Wei Wei membanting mobil ke bawah gedung, karena lemas, kontrolnya terganggu hingga menabrak tembok. Namun ia menarik napas, segera berlari ke atas, masuk ke kamar.
Nyonyah Hantu duduk tenang di meja berlapis kain putih, menatap sekeliling dengan anggun seperti nyonya rumah.
Wei Wei mengabaikannya, lalu menoleh ke gantungan kepala yang rambutnya kini rapi.
“Bisakah kau menemukan sumber penyakit ini?”
Gantungan kepala tampak masih tertidur, namun tubuhnya sedikit bergoyang, seperti menggeleng.
“Tidak.”
Suaranya sangat rendah, “Itulah perbedaan iblis wabah dengan iblis lainnya. Setelah menyebar, semua orang jadi sumber. Hanya jika kau menemukan penyebar utama, baik supranatural maupun benda terlarang iblis, aku bisa membantumu menemukannya. Harus memaksa mereka menarik kembali kekuatan iblis ini, baru bisa mengatasinya.”

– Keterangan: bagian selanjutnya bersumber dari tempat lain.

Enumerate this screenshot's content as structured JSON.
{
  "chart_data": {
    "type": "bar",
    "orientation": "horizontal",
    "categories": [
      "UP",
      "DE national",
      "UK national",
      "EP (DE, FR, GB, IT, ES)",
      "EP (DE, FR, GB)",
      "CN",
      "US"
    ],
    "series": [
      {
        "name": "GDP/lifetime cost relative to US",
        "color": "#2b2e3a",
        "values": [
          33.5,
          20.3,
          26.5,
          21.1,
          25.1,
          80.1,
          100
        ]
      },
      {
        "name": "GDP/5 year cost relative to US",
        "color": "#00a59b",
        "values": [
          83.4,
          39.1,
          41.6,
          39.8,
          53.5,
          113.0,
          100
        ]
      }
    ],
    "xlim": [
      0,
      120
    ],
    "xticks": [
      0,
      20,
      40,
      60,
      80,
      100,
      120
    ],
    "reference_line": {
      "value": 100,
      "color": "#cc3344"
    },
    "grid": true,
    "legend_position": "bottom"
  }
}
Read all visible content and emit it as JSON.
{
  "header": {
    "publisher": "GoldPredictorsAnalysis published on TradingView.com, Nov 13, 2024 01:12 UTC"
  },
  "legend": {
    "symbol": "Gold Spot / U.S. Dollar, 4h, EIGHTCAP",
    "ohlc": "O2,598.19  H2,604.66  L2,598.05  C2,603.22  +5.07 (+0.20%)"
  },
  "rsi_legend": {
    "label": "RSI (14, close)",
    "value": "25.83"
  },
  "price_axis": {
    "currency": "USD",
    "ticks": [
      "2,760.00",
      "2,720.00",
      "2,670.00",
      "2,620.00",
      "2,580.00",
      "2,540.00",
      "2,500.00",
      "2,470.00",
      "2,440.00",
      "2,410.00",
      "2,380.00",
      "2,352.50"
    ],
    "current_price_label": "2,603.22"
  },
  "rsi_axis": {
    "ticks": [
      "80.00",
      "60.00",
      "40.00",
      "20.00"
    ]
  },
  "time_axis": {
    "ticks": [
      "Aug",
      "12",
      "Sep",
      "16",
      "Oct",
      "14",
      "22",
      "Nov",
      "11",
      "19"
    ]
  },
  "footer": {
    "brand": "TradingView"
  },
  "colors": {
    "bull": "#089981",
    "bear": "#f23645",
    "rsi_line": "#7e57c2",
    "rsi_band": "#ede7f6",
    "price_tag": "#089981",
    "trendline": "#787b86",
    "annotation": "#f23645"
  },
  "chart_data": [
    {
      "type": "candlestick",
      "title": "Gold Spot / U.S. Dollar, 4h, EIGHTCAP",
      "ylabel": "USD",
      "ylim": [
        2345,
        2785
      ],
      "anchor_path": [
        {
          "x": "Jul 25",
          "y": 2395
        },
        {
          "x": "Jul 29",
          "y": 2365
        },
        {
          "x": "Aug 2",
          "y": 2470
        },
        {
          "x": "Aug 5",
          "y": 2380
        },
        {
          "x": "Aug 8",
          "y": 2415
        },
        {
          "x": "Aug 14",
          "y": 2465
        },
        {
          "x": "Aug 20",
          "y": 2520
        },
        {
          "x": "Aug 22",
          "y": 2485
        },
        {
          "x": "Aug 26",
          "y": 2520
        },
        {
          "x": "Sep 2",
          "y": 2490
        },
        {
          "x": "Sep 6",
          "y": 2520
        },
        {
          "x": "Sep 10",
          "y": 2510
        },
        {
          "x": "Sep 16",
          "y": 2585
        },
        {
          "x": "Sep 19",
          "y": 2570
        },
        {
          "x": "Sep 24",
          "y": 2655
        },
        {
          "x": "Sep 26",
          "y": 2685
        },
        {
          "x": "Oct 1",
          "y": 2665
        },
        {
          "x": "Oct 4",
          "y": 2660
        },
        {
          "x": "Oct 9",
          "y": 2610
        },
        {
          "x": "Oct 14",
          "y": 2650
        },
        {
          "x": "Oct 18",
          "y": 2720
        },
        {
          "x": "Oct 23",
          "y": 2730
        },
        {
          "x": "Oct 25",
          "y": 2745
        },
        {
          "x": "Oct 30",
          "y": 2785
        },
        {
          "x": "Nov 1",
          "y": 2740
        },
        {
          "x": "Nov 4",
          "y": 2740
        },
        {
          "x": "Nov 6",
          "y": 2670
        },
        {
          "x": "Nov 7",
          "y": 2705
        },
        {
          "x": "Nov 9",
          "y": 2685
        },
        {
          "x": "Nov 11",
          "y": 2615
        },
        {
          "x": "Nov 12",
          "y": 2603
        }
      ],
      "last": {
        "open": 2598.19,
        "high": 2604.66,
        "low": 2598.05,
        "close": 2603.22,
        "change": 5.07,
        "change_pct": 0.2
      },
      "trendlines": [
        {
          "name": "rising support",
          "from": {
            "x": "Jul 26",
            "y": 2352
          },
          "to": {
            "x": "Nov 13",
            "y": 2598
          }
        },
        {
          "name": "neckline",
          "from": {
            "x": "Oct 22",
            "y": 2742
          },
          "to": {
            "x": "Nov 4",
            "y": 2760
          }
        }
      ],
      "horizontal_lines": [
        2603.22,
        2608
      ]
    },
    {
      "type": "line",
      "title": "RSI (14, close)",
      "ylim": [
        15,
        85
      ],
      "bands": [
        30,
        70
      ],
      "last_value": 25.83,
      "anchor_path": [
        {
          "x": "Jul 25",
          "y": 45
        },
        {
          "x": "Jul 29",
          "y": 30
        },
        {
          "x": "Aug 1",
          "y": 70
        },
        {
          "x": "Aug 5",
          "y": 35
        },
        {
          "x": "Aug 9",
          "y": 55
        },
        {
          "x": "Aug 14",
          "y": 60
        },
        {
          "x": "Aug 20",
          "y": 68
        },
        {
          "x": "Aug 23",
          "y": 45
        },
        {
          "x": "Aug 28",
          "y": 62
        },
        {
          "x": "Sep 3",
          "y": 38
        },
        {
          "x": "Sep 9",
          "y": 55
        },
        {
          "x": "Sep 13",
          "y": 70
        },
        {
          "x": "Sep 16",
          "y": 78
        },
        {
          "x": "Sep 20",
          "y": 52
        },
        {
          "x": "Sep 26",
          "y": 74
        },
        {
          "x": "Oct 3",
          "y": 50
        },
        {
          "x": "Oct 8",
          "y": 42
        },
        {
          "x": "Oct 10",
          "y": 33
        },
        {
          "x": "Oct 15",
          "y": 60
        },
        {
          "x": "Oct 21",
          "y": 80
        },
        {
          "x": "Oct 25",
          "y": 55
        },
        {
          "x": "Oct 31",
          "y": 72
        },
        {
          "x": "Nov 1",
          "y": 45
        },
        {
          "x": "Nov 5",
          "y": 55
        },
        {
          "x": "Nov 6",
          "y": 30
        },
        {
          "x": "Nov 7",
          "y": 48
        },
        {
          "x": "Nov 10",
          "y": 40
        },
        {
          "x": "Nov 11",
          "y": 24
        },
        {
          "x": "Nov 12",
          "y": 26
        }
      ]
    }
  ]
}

Wei Wei menghela napas, menutup mata karena pusing.
“Jadi, aku memang harus pergi?”
Gantungan kepala tiba-tiba membuka mata, serius menatap Wei Wei, “Berapa kekuatanmu tersisa?”
Wei Wei menarik napas, mata memerah darah.
Pelan ia menjawab, “Tujuh puluh persen.”
“Jika terus bertahan, kekuatanmu akan semakin berkurang, hingga berubah jadi manusia biasa.” Gantungan kepala berkata berat, “Itulah mengerikannya iblis wabah.”
“Supranatural memang punya kekuatan iblis, tapi tetap manusia. Selama tubuhmu manusia, kau akan tergerus penyakit. Bahkan jika kau iblis kehidupan, tetap saja, penyakit akan menguras kekuatan hidupmu, dan menguatkan dirinya lewat kekuatanmu.”
“Itulah alasan iblis wabah disebut paling berbahaya dan sulit dilawan!”
“Kau memang harus pergi.”
Ia menatap Wei Wei dengan tegas, “Dan jangan lupa bawa aku!”